Dla dzieci w wieku 0–6

Pomysł na realizację takiego projektu przywędrował z Wielkiej Brytanii wraz z Agnieszką Błażewicz, obecnie prezes Fundacji „Metropolia Dzieci”. – Tam jest to program rządowy. Nasza akcja została zmodyfikowana i dopasowana do polskich realiów – wyjaśnia pani prezes. I tak pani Agnieszka razem z Eweliną Ewertowską, wiceprezes fundacji, wyruszyły do... biblioteki.

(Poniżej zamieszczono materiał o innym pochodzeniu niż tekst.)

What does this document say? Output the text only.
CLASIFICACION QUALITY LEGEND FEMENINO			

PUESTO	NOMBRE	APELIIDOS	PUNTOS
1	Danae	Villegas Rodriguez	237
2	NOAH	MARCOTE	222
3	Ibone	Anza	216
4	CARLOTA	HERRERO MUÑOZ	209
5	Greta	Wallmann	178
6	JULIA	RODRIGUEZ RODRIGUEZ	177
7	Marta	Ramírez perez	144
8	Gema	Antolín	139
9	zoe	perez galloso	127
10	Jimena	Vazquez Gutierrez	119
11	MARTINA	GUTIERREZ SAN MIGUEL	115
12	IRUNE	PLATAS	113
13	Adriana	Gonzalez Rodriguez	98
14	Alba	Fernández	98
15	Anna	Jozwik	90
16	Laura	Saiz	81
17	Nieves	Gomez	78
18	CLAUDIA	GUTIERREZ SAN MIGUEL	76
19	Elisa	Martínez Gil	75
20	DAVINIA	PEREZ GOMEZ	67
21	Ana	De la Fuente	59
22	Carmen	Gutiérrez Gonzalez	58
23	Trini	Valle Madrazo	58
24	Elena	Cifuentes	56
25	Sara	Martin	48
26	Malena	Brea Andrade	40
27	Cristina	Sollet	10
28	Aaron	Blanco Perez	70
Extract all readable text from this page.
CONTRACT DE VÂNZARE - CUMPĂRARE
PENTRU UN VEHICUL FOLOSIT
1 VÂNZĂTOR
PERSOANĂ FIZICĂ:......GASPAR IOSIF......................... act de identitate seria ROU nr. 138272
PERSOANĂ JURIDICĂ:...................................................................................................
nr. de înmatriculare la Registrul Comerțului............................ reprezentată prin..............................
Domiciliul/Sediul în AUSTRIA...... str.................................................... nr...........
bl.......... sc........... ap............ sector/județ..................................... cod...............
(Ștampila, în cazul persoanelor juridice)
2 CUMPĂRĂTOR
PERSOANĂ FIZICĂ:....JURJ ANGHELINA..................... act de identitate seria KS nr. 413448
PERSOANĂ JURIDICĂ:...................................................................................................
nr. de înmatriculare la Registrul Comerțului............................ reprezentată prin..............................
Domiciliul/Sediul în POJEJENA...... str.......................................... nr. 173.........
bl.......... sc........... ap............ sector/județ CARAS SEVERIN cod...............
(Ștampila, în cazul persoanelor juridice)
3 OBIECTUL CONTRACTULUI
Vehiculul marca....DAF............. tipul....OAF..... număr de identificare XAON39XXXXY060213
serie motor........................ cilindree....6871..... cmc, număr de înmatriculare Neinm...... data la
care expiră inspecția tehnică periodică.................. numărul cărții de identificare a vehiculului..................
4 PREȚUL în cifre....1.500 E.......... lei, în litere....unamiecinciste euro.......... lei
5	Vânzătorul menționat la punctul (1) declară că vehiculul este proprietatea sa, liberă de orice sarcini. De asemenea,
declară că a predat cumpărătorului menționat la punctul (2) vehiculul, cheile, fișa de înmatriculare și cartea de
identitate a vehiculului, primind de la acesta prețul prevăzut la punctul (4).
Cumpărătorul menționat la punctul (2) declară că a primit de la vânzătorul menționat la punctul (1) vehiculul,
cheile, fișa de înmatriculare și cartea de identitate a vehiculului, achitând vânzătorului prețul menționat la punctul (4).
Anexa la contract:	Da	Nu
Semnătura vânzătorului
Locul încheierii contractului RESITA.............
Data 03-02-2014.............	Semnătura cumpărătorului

– Poszłyśmy do Wojewódzkiej i Miejskiej Biblioteki Publicznej im. Josepha Conrada-Korzeniowskiego w Gdańsku. Pomysł od razu przypadł do gustu na tyle, że zarezerwowano na ten projekt pieniądze, które pozwoliły stworzyć niezbędną do wydania pakietu startowego bazę – wyjaśnia E. Ewertowska. Powstały znaki graficzne, wydrukowano listy do rodziców, kupiono paszporty. Kobietom udało się również nawiązać współpracę z kilkoma wydawnictwami z całego kraju, które przekazały najważniejszy element całej akcji – książki. Są to najróżniejsze pozycje dostosowane do wieku najmłodszych czytelników, nawet tych kilkumiesięcznych. – Kierujemy ten projekt do dzieci w wieku 0–6 lat, a jego głównym zadaniem jest promocja czytelnictwa i edukacji, chociaż nie tylko. Bo nasza akcja ma rozbudzić w najmłodszych miłość do książek, a także pokazać rodzicom i opiekunom nowe możliwości spędzenia czasu z dziećmi – wyjaśnia A. Błażewicz. Akcję zainaugurowano w czasie odbywających się w bibliotece w CH „Manhattan” urodzin Andersena.

Pani Edyta z 3-letnią córką Lenką do centrum handlowego weszły tylko na chwilę. – Chodziło o sprawy związane z nowym abonamentem. Nic nadzwyczajnego – wyjaśnia kobieta. Ani Lenka, ani jej mama do salonu operatora nie dotarły, bo w bibliotece działo się zbyt wiele interesujących rzeczy. – Lena zaraz zaczęła mnie ciągnąć w tamtą stronę, bo zobaczyła cukrową watę. Ja natomiast zainteresowałam się kolejką, bo skoro wszyscy stoją, to wypada do nich dołączyć – śmieje się pani Edyta. Matka dziewczynki szybko dowiedziała się, „za czym” stoją pozostałe osoby. – Od dziś Lenka może wypożyczać książki na własne konto, a ja odkryłam naprawdę fajne miejsce do kreatywnego spędzenia czasu z dzieckiem, i to w lokalizacji najmniej przeze mnie spodziewanej, czyli w samym sercu... centrum handlowego – wyjaśnia pani Edyta.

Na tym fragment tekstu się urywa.